A search engine specializing in connected devices, allowing filtering by port, technology, location, or manufacturer. Some search options include:

  • hostname:<string> — match by hostname.
  • port:<n> — filter by open port.
  • org:"Org Name" — by organization.
  • product:"Apache httpd" — by product detected in banner.
  • os:"Ubuntu" — by detected operating system.
  • country:"US" — by country.
  • city:"New York" — by city.
  • http.title:"Example Page" — by HTTP title.
  • ssl.cert.subject.CN:"example.com" — by certificate CN.
  • ssl.cert.issuer.cn:"Let's Encrypt" — by certificate issuer.
  • vuln:CVE-2021-XXXXX — filter by known vulnerability.

WhatWeb

Passive fingerprinting aimed at identifying web technologies through known signatures, when working on previously indexed information.

Data breaches

Data breaches are a relevant source of information because they centralize leaked content, database fragments, credentials, or communications that have been disclosed publicly or semi-publicly. Analyzing these sources allows for the identification of whether email addresses, credentials, configurations, or sensitive fragments linked to an organization have appeared in past leaks, providing context about possible prior exposures and risk vectors.

Have I Been Pwned

Source to check if emails associated with the organization have appeared in public leaks.

Dehashed

Commercial database that allows searches by email, domain, hash, or username in large collections of leaks.

Intelligence X

Intelligence platform that indexes pastes, documents, filtered databases, and underground network content.

Snusbase

Search engine focused on correlating data in structured leaks.

BreachDirectory

Similar services that aggregate and allow queries on filtered databases.

ASN / netblocks / BGP

Analysis of ASNs (Autonomous System Numbers), IP ranges (netblocks), and BGP routing tables allows for understanding how an organization’s connectivity is structured. Autonomous systems define network blocks managed under a common routing policy. Knowing them helps to delineate the address space potentially associated with the target.

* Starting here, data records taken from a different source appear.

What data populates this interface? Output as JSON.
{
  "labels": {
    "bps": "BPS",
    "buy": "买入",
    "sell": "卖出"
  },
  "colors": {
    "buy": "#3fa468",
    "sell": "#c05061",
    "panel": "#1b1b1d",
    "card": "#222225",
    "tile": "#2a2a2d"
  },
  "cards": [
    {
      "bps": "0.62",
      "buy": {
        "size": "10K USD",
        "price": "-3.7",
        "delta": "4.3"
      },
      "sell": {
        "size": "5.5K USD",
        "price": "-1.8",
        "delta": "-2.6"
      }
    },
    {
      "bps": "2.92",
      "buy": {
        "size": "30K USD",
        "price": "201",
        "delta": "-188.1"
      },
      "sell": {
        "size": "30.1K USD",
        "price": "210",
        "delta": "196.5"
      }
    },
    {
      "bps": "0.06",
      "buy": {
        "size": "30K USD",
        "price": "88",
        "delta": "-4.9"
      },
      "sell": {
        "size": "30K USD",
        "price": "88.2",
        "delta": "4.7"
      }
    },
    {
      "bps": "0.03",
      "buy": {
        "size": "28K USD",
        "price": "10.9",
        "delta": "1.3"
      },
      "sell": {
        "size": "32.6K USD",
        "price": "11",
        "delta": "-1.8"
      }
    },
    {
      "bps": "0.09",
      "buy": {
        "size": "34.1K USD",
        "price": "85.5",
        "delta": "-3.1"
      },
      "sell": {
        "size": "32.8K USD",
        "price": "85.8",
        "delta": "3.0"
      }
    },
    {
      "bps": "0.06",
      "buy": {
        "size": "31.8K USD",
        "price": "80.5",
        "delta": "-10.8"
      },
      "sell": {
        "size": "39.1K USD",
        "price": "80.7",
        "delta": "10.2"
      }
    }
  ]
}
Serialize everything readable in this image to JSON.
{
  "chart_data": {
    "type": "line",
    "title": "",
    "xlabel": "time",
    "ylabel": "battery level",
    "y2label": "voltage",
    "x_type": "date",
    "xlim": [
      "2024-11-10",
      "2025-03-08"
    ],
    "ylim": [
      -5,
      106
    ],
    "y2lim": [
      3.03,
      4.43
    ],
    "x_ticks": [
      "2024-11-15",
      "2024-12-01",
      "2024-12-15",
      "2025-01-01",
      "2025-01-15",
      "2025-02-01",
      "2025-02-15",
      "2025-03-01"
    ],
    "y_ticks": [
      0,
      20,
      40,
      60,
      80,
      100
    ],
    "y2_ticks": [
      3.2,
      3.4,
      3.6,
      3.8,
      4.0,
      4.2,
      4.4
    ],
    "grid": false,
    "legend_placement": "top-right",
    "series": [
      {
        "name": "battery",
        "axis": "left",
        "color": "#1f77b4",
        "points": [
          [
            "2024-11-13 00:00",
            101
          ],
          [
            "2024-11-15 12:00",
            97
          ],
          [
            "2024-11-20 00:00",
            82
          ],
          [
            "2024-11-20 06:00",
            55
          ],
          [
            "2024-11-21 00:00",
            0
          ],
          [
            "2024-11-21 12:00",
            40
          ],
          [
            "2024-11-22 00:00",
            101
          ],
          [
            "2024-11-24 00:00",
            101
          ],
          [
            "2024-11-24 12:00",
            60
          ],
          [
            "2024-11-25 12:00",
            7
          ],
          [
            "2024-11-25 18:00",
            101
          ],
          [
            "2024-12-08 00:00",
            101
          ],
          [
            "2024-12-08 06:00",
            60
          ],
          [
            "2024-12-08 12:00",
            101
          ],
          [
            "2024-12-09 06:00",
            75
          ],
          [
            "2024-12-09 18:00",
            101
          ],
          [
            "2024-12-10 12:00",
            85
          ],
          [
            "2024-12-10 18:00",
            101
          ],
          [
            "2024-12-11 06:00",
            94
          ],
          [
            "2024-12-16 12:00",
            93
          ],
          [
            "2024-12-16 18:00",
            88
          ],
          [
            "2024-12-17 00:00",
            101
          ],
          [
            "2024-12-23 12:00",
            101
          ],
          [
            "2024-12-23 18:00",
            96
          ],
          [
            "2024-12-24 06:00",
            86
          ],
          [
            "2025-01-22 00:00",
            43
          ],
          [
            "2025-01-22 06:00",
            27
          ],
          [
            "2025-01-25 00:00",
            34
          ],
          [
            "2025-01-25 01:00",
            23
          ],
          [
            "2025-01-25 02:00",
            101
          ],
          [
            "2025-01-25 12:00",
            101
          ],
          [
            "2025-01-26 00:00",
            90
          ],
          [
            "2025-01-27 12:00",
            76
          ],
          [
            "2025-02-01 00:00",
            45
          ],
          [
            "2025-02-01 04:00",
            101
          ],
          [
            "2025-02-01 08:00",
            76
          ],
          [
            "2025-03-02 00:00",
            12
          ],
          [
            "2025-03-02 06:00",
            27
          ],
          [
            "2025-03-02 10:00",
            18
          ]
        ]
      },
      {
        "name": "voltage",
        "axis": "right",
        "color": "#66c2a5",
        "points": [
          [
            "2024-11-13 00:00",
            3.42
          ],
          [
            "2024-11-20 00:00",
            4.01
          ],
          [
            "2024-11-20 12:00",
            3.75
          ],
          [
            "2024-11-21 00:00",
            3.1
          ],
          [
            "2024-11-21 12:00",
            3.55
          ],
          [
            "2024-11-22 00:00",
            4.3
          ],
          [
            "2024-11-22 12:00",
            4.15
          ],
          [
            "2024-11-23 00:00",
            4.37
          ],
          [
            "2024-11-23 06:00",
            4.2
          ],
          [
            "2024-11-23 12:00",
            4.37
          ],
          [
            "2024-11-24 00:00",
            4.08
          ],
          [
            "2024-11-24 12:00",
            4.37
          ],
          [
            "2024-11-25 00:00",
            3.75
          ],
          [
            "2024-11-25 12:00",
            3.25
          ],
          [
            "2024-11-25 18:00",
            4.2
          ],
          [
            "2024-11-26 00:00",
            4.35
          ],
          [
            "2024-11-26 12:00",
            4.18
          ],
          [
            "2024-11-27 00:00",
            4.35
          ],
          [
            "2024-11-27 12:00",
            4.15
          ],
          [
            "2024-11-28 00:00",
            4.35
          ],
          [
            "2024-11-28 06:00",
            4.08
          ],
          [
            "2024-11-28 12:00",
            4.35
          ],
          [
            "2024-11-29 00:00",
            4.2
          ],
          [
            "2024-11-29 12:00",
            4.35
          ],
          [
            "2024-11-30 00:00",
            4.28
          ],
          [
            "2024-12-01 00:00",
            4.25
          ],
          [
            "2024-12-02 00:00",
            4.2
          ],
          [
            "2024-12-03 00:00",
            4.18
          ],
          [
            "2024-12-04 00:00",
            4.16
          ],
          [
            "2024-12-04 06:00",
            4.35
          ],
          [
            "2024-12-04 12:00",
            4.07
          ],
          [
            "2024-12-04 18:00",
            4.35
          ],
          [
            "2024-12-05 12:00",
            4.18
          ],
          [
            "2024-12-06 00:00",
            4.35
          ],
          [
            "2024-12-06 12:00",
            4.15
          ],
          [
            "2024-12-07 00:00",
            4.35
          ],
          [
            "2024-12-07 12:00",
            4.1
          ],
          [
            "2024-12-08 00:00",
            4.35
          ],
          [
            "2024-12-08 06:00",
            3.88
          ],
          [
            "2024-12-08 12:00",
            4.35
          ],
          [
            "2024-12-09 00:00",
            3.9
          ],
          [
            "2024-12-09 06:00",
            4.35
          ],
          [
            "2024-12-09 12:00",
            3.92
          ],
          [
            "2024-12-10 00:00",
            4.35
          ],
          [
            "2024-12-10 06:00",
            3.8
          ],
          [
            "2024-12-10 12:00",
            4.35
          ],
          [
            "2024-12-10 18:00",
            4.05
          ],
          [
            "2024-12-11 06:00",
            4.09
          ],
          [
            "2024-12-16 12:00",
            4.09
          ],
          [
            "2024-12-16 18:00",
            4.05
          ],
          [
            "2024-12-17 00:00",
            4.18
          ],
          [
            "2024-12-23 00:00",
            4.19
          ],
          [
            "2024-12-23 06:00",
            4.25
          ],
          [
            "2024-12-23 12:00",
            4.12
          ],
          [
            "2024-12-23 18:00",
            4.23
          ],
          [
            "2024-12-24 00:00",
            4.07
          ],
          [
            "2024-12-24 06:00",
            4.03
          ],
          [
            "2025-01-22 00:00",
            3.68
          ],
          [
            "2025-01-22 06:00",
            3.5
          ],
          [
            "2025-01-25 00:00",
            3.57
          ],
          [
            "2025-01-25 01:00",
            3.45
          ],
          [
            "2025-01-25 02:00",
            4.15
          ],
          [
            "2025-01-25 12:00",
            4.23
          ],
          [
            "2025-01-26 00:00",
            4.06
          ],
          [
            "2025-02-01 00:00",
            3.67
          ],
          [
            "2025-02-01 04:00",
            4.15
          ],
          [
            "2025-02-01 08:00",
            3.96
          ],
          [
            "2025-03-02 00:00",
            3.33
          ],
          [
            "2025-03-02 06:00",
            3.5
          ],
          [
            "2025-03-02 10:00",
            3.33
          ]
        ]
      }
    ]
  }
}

Hurricane Electric BGP Toolkit

It provides information about ASNs, advertised prefixes, and associated routes.

Team Cymru IP to ASN

Service to correlate IP addresses with ASNs and organizations.

RADb

Routing log database used to query network assignments.

PeeringDB

Platform that details routing relationships between providers and connected entities.

RIPEstat

Analytics service that centralizes information on IP addresses and registered autonomous systems.